Home | About | Sematext search-lucene.com search-hadoop.com
 Search Hadoop and all its subprojects:

Switch to Threaded View
Hadoop >> mail # user >> hbase puts in map tasks don't seem to run in parallel


Copy link to this message
-
Re: hbase puts in map tasks don't seem to run in parallel
How large is your table?
If it is newly created and still almost empty then it will probably consist of only one region, which will be hosted on one region server.

Even as the table grows and gets split into multiple regions, you will have to split your mappers in such a way that each writes to the key ranges corresponding to the regions hosted locally on the corresponding region sever.

Cheers,

Joep

Sent from my iPhone

On Jun 2, 2012, at 6:25 PM, Jonathan Bishop <[EMAIL PROTECTED]> wrote:

> Hi,
>
> I am new to hadoop and hbase, but have spent the last few weeks learning as
> much as I can...
>
> I am attempting to create an hbase table during a hadoop job by simply
> doing puts to a table from each map task.

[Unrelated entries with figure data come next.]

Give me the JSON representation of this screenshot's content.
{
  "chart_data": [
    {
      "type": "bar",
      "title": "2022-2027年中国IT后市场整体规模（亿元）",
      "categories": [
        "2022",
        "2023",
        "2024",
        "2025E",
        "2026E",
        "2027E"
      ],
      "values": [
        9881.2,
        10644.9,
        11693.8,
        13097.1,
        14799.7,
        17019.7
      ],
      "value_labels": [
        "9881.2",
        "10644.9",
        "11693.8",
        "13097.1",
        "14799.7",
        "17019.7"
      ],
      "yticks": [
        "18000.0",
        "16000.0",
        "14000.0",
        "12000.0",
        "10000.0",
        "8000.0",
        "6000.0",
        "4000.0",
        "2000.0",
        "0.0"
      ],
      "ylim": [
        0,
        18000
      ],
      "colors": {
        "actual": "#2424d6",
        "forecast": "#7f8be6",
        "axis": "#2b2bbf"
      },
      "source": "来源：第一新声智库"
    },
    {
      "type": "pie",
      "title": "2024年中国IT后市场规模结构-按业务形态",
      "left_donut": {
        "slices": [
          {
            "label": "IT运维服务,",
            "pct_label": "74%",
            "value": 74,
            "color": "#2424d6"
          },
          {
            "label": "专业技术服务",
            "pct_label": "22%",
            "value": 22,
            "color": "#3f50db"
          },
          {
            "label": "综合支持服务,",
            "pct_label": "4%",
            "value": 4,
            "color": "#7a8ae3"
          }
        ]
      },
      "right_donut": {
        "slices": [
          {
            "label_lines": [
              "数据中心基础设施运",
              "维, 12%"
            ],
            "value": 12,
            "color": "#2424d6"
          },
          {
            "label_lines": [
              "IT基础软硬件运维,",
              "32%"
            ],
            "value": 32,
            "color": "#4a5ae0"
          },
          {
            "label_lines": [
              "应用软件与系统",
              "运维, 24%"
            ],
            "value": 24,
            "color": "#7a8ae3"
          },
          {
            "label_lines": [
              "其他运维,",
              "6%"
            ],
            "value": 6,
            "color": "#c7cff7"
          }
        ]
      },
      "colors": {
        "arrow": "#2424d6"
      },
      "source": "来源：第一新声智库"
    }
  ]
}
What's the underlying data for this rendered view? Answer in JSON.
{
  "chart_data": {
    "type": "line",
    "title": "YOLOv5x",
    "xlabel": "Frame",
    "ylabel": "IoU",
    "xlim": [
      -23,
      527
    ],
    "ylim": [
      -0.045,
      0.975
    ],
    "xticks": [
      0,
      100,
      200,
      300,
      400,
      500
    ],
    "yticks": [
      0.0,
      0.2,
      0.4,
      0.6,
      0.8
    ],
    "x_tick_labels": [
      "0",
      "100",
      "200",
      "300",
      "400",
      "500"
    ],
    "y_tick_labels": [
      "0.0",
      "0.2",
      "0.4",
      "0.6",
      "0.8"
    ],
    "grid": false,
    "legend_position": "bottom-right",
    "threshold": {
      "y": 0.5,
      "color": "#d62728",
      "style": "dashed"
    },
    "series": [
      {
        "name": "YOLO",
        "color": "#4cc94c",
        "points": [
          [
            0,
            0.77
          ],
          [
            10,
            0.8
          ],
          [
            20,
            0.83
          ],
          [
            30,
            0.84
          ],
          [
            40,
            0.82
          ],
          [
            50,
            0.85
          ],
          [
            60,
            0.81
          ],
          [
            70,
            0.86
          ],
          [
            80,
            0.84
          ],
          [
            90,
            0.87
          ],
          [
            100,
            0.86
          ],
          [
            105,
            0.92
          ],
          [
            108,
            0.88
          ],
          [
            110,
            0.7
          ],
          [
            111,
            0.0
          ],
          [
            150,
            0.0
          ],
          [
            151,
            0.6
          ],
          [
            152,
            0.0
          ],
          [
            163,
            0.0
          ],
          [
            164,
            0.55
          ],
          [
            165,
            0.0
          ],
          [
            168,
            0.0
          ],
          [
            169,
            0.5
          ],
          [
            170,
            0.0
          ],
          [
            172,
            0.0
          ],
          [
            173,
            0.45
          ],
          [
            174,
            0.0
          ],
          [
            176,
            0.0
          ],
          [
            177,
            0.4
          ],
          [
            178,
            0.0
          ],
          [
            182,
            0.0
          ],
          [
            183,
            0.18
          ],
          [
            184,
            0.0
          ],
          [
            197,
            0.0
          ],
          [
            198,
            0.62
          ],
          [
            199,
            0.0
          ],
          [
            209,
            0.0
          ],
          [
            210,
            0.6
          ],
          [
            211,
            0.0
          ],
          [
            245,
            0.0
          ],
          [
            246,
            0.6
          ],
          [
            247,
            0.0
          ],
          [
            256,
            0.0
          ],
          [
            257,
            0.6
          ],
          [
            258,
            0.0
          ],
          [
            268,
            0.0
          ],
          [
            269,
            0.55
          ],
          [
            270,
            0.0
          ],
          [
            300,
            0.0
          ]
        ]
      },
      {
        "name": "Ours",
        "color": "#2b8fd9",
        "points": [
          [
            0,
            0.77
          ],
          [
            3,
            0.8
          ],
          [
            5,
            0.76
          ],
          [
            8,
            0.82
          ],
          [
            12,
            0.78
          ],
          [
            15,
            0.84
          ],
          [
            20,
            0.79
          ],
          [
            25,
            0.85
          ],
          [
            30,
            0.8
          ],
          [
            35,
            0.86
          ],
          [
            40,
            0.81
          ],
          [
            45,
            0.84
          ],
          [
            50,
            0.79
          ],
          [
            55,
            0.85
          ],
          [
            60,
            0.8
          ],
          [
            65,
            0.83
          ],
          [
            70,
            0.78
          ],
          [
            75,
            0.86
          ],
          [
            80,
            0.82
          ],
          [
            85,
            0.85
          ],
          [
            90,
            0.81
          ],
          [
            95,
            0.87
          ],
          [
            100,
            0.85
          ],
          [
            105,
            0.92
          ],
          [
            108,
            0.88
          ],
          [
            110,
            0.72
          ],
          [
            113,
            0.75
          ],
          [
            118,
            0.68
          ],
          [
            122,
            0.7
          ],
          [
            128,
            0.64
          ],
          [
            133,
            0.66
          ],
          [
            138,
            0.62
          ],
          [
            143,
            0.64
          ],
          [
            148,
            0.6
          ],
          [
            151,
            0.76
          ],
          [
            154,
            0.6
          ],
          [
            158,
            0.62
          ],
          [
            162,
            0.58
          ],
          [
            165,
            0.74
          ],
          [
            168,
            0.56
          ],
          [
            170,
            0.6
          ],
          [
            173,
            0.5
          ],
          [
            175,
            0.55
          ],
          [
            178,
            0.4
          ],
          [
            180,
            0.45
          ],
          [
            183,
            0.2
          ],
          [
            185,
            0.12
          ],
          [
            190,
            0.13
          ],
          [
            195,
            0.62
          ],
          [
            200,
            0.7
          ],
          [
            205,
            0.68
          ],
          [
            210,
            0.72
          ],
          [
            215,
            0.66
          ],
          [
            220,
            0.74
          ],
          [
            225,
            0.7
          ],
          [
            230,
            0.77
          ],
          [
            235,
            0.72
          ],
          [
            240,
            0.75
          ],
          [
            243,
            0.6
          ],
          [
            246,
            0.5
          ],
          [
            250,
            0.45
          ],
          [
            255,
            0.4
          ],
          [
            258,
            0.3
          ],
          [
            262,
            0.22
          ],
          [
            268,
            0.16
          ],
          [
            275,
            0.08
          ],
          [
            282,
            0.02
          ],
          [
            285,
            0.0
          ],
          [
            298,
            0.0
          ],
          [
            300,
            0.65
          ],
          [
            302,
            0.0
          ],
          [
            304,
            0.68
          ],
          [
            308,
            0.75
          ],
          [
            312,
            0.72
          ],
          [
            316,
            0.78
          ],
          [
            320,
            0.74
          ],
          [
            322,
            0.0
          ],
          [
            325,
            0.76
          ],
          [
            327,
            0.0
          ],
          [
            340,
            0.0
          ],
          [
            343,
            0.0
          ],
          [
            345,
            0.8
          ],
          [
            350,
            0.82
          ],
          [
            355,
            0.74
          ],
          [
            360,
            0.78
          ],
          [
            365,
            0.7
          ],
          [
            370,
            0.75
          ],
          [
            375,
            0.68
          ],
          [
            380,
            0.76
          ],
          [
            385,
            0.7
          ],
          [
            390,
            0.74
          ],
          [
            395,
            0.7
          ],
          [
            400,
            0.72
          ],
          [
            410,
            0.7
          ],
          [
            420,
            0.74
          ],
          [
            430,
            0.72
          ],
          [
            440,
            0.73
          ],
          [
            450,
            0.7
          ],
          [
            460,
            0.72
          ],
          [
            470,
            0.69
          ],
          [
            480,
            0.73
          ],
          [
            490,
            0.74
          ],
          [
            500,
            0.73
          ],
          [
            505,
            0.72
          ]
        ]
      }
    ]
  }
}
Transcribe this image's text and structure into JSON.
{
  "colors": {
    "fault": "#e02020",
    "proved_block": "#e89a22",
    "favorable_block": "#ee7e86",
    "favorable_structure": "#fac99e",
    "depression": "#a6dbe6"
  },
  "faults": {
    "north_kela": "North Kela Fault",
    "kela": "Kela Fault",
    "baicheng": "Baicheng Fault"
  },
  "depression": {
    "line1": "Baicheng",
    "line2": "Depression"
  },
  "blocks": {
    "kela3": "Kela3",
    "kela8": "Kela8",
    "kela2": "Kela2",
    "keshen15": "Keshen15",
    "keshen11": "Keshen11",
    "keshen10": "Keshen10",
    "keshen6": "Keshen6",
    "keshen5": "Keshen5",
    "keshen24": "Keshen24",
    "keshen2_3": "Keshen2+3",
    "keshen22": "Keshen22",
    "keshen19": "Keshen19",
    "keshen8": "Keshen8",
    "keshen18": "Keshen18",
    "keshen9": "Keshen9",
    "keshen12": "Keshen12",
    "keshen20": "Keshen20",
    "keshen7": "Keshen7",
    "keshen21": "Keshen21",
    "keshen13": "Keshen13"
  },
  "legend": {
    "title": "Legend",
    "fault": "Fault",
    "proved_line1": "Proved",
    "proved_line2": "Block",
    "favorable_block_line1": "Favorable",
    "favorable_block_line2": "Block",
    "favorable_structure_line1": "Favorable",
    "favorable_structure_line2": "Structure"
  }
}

I am hoping that each map task
> will use the regionserver on its node so that all 10 of my nodes are
> putting values into the table at the same time.
>
> Here is my map class below. The Node class is a simple data structure which
> knows how to parse a line of input and create a Put for hbase.
>
> When I run this I see that only one region server is active for the table I
> am creating. I know that my input file is split among all 10 of my data
> nodes, and I know that if I do not do puts to the hbase table everything
> runs in a parallel on all 10 machines. It is only when I start doing hbase
> puts that the run times go way up.
>
> Thanks,
>
> Jon
>
> public static class MapClass extends Mapper<Object, Text, IntWritable,
> Node> {
> HTableInterface table = null;
> @Override
> protected void setup(Context context) throws IOException,
> InterruptedException {
> String tableName = context.getConfiguration().get(TABLE);
> table = new HTable(tableName);
> }
> @Override
> public void map(Object key, Text value, Context context) throws
> IOException, InterruptedException {
> Node node = null;
> try {
> node = Node.parseNode(value.toString());
> } catch (ParseException e) {
> throw new IOException();
> }
> Put put = node.getPut();
> table.put(put);
> }
> @Override
> protected void cleanup(Context context) throws IOException,
> InterruptedException {
> table.close();
> }
> }